Have also decided to get an early night, instead of staying up until 3 in the morning. G’night all.

Tokyo Day 10 – another day

Thursday, March 17th, 2011

Today we wake to more media scaremongering. If you haven’t seen it yet, this page from the UK Embassy (not the Japanese government), from UK nuclear experts makes it clear that Tokyo is safe from radiation whatever happens.

However, the US (followed by the UK, and probably everyone else) has extended their danger zone out to 80km/50miles around the plant, and are advising people to leave that enlarged area. I don’t know about you, but if I had been outside the 30km, but within 80miles, I think I would be out of there already, so I don’t think this is a very bad sign.

Likewise the US has said that he families of embassy staff can leave Tokyo on a voluntary basis – yes that is what they are saying – that the families may leave if they wish. I had kind of assumed that US citizens would be allowed to leave if they wanted at any stage, but the US have now explicitly given permission. They’ve also arranged some flights to help them get out, which is helpful. But it is still not a major evacuation – they are not advising their people to go, just saying that they can. And they’re not saying anything to other American citizens who happen to be in the country, only the families of American Embassy staff.

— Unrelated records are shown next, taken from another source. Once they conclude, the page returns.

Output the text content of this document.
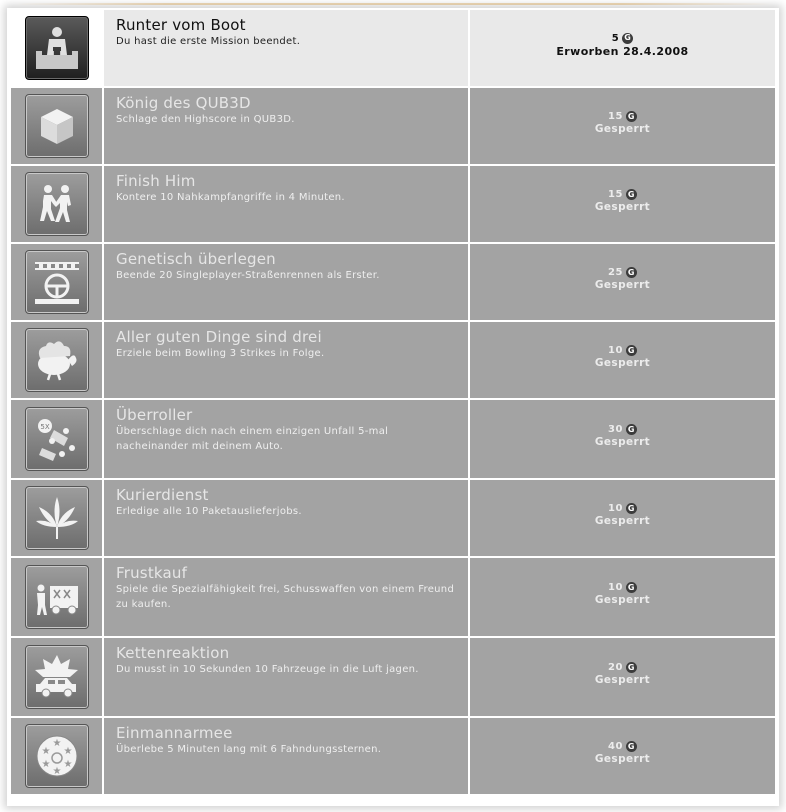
Runter vom Boot
Du hast die erste Mission beendet.	5 G
Erworben 28.4.2008
König des QUB3D
Schlage den Highscore in QUB3D.	15 G
Gesperrt
Finish Him
Kontere 10 Nahkampfangriffe in 4 Minuten.	15 G
Gesperrt
Genetisch überlegen
Beende 20 Singleplayer-Straßenrennen als Erster.	25 G
Gesperrt
Aller guten Dinge sind drei
Erziele beim Bowling 3 Strikes in Folge.	10 G
Gesperrt
5X
Überroller
Überschlage dich nach einem einzigen Unfall 5-mal nacheinander mit deinem Auto.
30 G
Gesperrt
Kurierdienst
Erledige alle 10 Paketauslieferjobs.	10 G
Gesperrt
Frustkauf
Spiele die Spezialfähigkeit frei, Schusswaffen von einem Freund zu kaufen.
10 G
Gesperrt
Kettenreaktion
Du musst in 10 Sekunden 10 Fahrzeuge in die Luft jagen.	20 G
Gesperrt
★
★ ★
★ ★
★
Einmannarmee
Überlebe 5 Minuten lang mit 6 Fahndungssternen.	40 G
Gesperrt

But anyway, that’s not what I wanted to talk about. I wanted to talk about the Japanese people, and what happens to them next. Japan does not have a welfare state – if you don’t work, you don’t get handouts from the government. When I went walking by the river last Wednesday before all this started, I saw a number of tarpaulin homes along the path. At first it wasn’t obvious what these shacks were – they could have been building or gardening supplies, but then I saw flowerpots outside one, and washing hanging out by another, it became obvious tat people were living in them. And yet in 3 visits to Japan, I have never seen anyone begging, and the crime rate is very low here, so these people manage to get buy somehow without asking for help or stealing it.

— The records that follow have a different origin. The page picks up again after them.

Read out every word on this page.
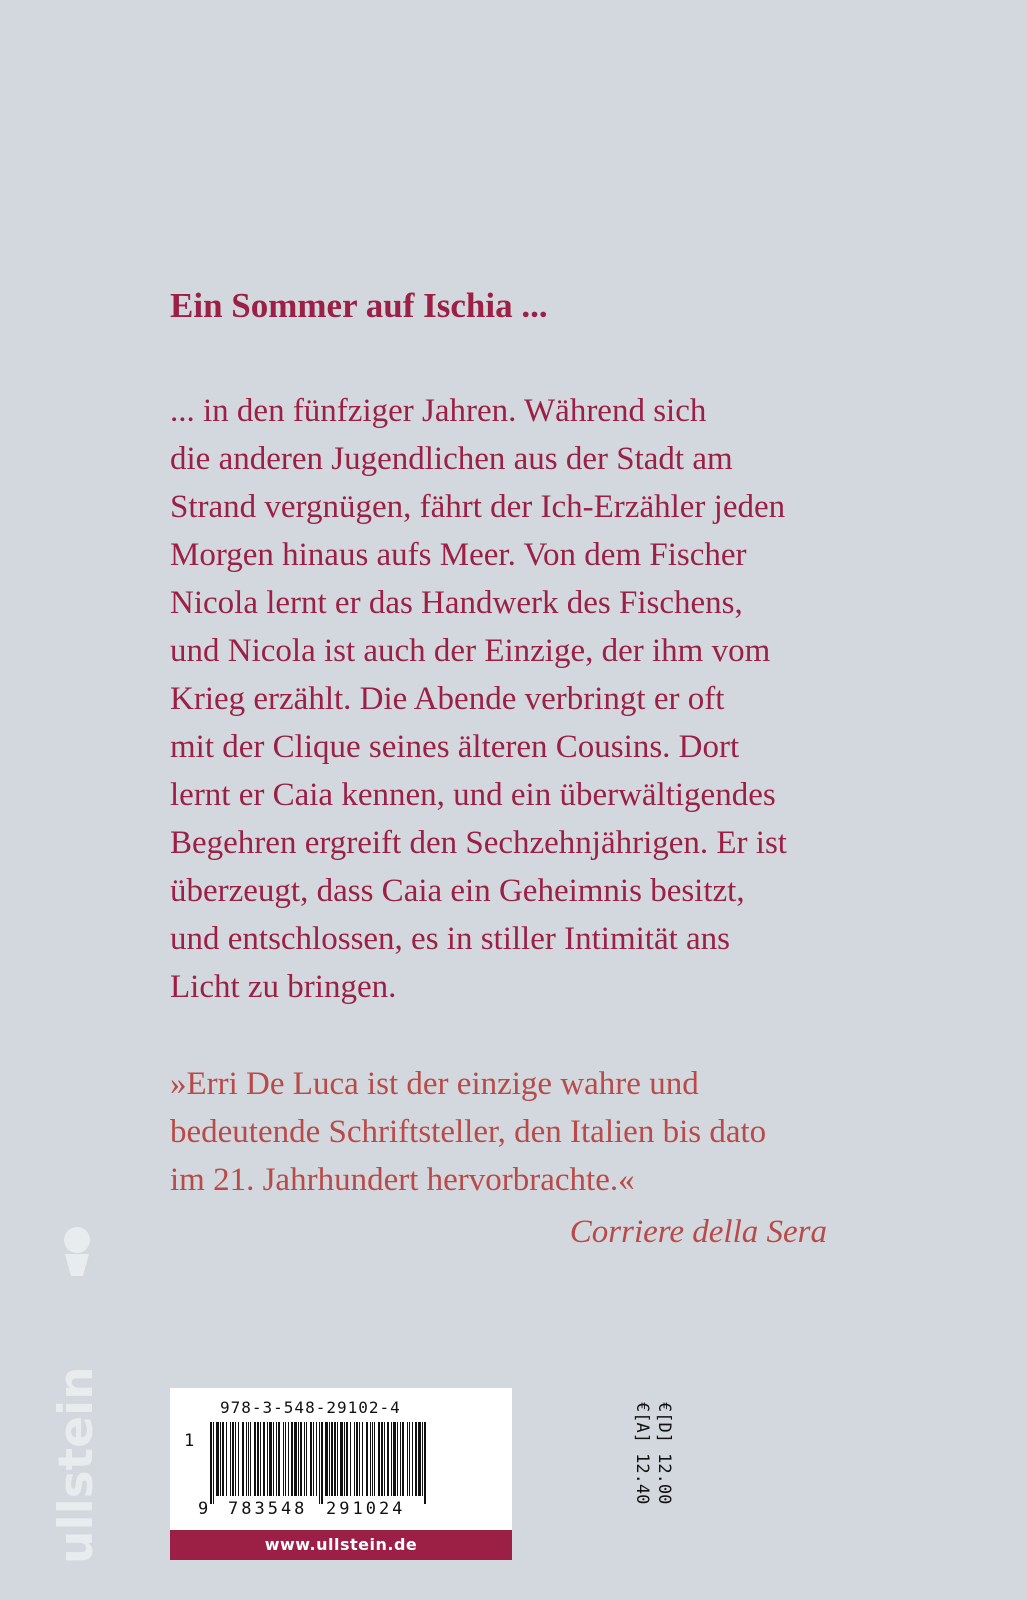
Ein Sommer auf Ischia ...

... in den fünfziger Jahren. Während sich
die anderen Jugendlichen aus der Stadt am
Strand vergnügen, fährt der Ich-Erzähler jeden
Morgen hinaus aufs Meer. Von dem Fischer
Nicola lernt er das Handwerk des Fischens,
und Nicola ist auch der Einzige, der ihm vom
Krieg erzählt. Die Abende verbringt er oft
mit der Clique seines älteren Cousins. Dort
lernt er Caia kennen, und ein überwältigendes
Begehren ergreift den Sechzehnjährigen. Er ist
überzeugt, dass Caia ein Geheimnis besitzt,
und entschlossen, es in stiller Intimität ans
Licht zu bringen.

»Erri De Luca ist der einzige wahre und
bedeutende Schriftsteller, den Italien bis dato
im 21. Jahrhundert hervorbrachte.«

Corriere della Sera

ullstein	978-3-548-29102-4
1
9 783548 291024
€[D] 12.00
€[A] 12.40
www.ullstein.de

I worry that this problem is about to become huge. I don’t know what kind of exceptional payments will be made available to those who have lost everything, but there will be a huge social need here for a long time to come. We’ve all seen the pictures from the north – there are no homes, there are no jobs, there is no infrastructure – there is nothing left. In a state which is not in the habit of giving out money, and may not have the mechanisms to do it, there could be yet more suffering for the survivors. Because of the risk here earthquake insurance is a specific thing, and not included in general house insurance. However, not only is it not mandatory, but quite often people can’t eve get earthquake insurance because of the age, or location, or building style, so a lot of people who have lost homes will get no automatic insurance payout. Japan is a rich country, but not all Japanese people are rich, and I hope that the world’s charities do their bit to help where it is needed in the longer term.